By a quirk of fate, I spend quite a bit of time in a suburbs of Queens, New York. Queens New York has many good things going for it; it is a vibrant, tolerant and accepting place. But, for cyclists, let us just say – it is the opposite of Amsterdam.
Quite a few people in the meditation group have a bicycle, but they really venture beyond a 1 mile radius. As a keener cyclist, I’m often venturing further into the suburbs and so I get the full Queens cycling experience. These are a few observations from cycling in Queens.
- Very few people cycle. When you are cycling – you rarely see anyone else cycling – (though it is still more than 10 years ago). If 0.2% of journeys are made by bicycle, I’d be surprised. In Manhattan cyclists are much more common. But, by comparison in the suburbs of Queens, cycling is very low.
- There is a very good reason why cycling is not popular. It is dangerous. If there are statistics to prove it’s not dangerous – it definitely feels dangerous. You need strong nerves, awareness and a lot more as well.
Union Turnpike is a good example of a nightmare road for cyclists. Three lanes on either side. Cars speeding. It is not a highway, it is a local road, but it feels like a highway with traffic lights every 100 metres. Because it is a wide boulevard – it would be ideal for creating an Amsterdam style cycling infrastructure, if the will was there.
- You have to get used to the fact that cars will frequently beep you – just for being on the road. I wouldn’t be surprised if some motorists actually thought cyclists shouldn’t be there. At first you feel indignant when you get beeped. But, then you realise that’s just the way motorists are here. Don’t take it personally.
- The standard of driving is appalling. Whenever you look at drivers, they are invariably texting on mobile phones, drinking or eating some dunkin donuts. There is this frenetic energy of New York. Everyone is doing two things at once. It is a bad combination for road safety.
- Nearly 50% of cars seem to have dints from accidents – hardly an encouraging sign.
- It’s hard to know where to cycle. I was quite conscious of a cyclist who recently got killed on Union Turnpike because a car door opened into his path (bike snob). You can guarantee drivers won’t look for cyclists when opening car doors. Therefore, you have to stay out of that zone where car doors can open any moment. However, if you cycle away from car doors, you will get cars beeping you for being too far out into the road – despite two lanes for cars.
- The idea of slowing down to safely pass cyclists doesn’t exist in the mindset of drivers. The only thought is to squeeze past and maintain their speed.
- There are no traffic calming measures, no speed cameras. no sensible urban speed limit.

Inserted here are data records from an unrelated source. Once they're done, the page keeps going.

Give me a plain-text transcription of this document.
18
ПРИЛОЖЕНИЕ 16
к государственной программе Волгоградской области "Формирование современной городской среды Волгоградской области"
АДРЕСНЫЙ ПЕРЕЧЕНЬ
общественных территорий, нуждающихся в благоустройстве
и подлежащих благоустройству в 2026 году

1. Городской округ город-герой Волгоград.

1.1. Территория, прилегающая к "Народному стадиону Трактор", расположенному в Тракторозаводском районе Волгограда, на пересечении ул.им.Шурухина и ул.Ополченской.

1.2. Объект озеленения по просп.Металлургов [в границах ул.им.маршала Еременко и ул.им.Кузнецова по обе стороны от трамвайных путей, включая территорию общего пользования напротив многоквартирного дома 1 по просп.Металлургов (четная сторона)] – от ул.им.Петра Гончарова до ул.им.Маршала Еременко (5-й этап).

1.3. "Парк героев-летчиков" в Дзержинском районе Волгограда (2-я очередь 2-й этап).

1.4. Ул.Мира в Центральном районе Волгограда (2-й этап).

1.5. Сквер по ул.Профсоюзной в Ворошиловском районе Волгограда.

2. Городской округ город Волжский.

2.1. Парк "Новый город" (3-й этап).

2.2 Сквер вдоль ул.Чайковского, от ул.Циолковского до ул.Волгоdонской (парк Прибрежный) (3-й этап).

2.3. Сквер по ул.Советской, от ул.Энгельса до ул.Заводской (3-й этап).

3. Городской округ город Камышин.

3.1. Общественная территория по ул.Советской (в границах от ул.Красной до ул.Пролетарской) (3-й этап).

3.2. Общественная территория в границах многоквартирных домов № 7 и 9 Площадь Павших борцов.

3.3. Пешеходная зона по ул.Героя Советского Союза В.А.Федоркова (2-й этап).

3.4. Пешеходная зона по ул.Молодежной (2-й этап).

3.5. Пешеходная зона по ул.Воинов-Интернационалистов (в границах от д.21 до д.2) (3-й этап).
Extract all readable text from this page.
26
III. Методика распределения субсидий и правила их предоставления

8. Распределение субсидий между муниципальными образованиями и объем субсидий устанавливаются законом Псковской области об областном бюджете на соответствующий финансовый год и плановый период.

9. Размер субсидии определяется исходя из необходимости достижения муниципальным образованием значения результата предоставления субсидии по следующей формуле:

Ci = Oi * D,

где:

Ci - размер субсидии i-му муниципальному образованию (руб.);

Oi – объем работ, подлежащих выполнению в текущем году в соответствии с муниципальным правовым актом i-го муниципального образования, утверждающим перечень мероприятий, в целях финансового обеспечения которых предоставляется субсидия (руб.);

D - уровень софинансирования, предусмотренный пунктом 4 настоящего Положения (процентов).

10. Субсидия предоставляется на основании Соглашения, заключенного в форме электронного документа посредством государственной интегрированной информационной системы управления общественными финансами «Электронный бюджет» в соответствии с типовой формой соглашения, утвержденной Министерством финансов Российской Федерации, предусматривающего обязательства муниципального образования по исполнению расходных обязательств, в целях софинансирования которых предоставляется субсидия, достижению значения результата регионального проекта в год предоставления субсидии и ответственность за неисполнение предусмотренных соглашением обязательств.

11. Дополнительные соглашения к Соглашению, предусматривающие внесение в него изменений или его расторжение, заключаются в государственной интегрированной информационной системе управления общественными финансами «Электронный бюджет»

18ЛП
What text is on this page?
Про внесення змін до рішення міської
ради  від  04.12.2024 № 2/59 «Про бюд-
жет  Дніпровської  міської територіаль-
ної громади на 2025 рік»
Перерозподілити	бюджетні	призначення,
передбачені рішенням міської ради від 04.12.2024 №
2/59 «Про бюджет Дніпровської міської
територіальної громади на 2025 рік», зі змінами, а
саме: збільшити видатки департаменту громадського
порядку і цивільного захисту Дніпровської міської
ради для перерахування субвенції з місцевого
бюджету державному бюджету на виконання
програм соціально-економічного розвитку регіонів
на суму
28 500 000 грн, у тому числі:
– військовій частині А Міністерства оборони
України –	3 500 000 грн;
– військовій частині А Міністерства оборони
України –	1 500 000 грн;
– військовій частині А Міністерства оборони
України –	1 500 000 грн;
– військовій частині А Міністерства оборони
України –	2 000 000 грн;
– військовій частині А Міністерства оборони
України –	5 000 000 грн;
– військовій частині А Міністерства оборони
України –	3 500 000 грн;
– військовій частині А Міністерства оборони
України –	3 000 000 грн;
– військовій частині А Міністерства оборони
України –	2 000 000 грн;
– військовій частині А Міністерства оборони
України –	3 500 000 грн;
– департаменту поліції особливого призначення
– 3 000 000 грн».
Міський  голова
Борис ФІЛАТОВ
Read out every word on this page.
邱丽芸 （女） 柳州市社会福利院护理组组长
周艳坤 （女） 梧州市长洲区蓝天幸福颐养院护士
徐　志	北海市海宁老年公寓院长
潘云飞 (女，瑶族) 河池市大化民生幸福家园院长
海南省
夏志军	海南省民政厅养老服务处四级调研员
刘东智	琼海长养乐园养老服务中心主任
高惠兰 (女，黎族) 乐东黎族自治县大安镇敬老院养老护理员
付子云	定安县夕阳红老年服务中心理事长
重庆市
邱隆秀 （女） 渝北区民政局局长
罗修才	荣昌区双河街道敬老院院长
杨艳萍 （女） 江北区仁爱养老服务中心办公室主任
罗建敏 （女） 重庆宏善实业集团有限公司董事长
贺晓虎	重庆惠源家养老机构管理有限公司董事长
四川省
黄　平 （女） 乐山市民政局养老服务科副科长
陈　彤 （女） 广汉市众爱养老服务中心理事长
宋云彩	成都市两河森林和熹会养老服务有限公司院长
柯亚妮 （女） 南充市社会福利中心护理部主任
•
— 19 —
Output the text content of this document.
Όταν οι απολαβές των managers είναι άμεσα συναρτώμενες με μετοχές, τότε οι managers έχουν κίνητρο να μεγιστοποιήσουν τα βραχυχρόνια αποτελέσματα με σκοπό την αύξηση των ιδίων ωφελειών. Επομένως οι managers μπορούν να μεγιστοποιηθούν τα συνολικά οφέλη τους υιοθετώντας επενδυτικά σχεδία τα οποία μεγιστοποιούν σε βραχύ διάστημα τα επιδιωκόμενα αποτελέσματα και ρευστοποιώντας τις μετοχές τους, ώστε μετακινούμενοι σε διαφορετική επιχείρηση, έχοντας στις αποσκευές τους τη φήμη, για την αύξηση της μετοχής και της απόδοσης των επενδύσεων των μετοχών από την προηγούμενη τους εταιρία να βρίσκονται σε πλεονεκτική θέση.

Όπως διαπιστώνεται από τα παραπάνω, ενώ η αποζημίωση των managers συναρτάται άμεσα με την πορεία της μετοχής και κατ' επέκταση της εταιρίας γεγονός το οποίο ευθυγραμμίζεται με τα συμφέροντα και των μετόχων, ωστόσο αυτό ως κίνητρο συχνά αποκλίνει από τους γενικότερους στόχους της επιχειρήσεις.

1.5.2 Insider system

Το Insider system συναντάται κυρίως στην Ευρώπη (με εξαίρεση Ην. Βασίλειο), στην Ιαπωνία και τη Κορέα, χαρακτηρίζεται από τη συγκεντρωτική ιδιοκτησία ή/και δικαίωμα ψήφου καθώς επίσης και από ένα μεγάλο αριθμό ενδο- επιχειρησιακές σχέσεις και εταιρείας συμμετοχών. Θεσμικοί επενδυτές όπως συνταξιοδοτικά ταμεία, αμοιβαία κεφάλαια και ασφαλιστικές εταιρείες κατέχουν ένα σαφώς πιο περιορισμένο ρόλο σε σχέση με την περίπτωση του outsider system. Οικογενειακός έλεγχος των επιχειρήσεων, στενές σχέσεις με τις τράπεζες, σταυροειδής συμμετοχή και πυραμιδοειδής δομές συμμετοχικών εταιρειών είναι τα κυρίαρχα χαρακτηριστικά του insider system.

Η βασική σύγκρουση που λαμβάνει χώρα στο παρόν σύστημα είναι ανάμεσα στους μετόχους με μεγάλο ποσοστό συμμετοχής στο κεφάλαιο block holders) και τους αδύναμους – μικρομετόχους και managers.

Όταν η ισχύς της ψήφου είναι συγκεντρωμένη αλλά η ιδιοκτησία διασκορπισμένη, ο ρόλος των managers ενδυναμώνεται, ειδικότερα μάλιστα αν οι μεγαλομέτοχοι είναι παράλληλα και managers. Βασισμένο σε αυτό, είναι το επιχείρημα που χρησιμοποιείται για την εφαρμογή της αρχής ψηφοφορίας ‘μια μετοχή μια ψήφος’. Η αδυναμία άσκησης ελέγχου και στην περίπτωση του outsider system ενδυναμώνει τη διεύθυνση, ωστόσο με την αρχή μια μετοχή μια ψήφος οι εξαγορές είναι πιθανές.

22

- Different rules apply. I found myself doing things in Queens, that I would never do back in England. The over-riding emotion of cycling in Queens is one of survival. I got so fed up with cycling on Union Turnpike, I found myself looking for quieter back roads and choosing the safety of the sidewalk (pavement). I don’t believe in cycling on pavements. But, here in Queens survival feels more important than living to the letter of the law. I don’t mind people criticising me, as long as I’m alive to hear the criticism.
- The strange thing is that using the pavement never raised even an eyebrow. This is partly because I have an aversion to cycling on pavements so I always cycled very slowly, and gave way to pedestrians. But, also because cyclists are so rare, it was rather a novelty for a cyclist to be around anywhere. If there was more than 1 cyclist per hour, perhaps cycling on the pavements wouldn’t work. The irony is that if you use the road, you will get cars frequently honking the horn to say ‘get off the road’. But, when you use the pavement, you don’t get any grief at all. Again, because cycling is such a minority activity, it wouldn’t surprise me if the locals actually thought cyclists should be on the pavement rather than road.
- When I went for a training ride with another cyclist, we rode down Union Turnpike, and it was much better. With two of us, we took up the whole lane. But, it was Saturday morning, quieter and easy to do this.
- There are red lights every 100 metres in New York. A good person would never go through red lights, and in England I don’t - but in NY, you’re always thinking what is the best chance of survival? Often that is getting ahead of the junction and not getting caught in between cars. I soon had no qualms about going through red lights if it was clear and safe.
So glad to get back to the relative civilisation of Oxford. Oxford has many failings. But, at least you feel cyclists have a reasonable chance of cycling on the roads.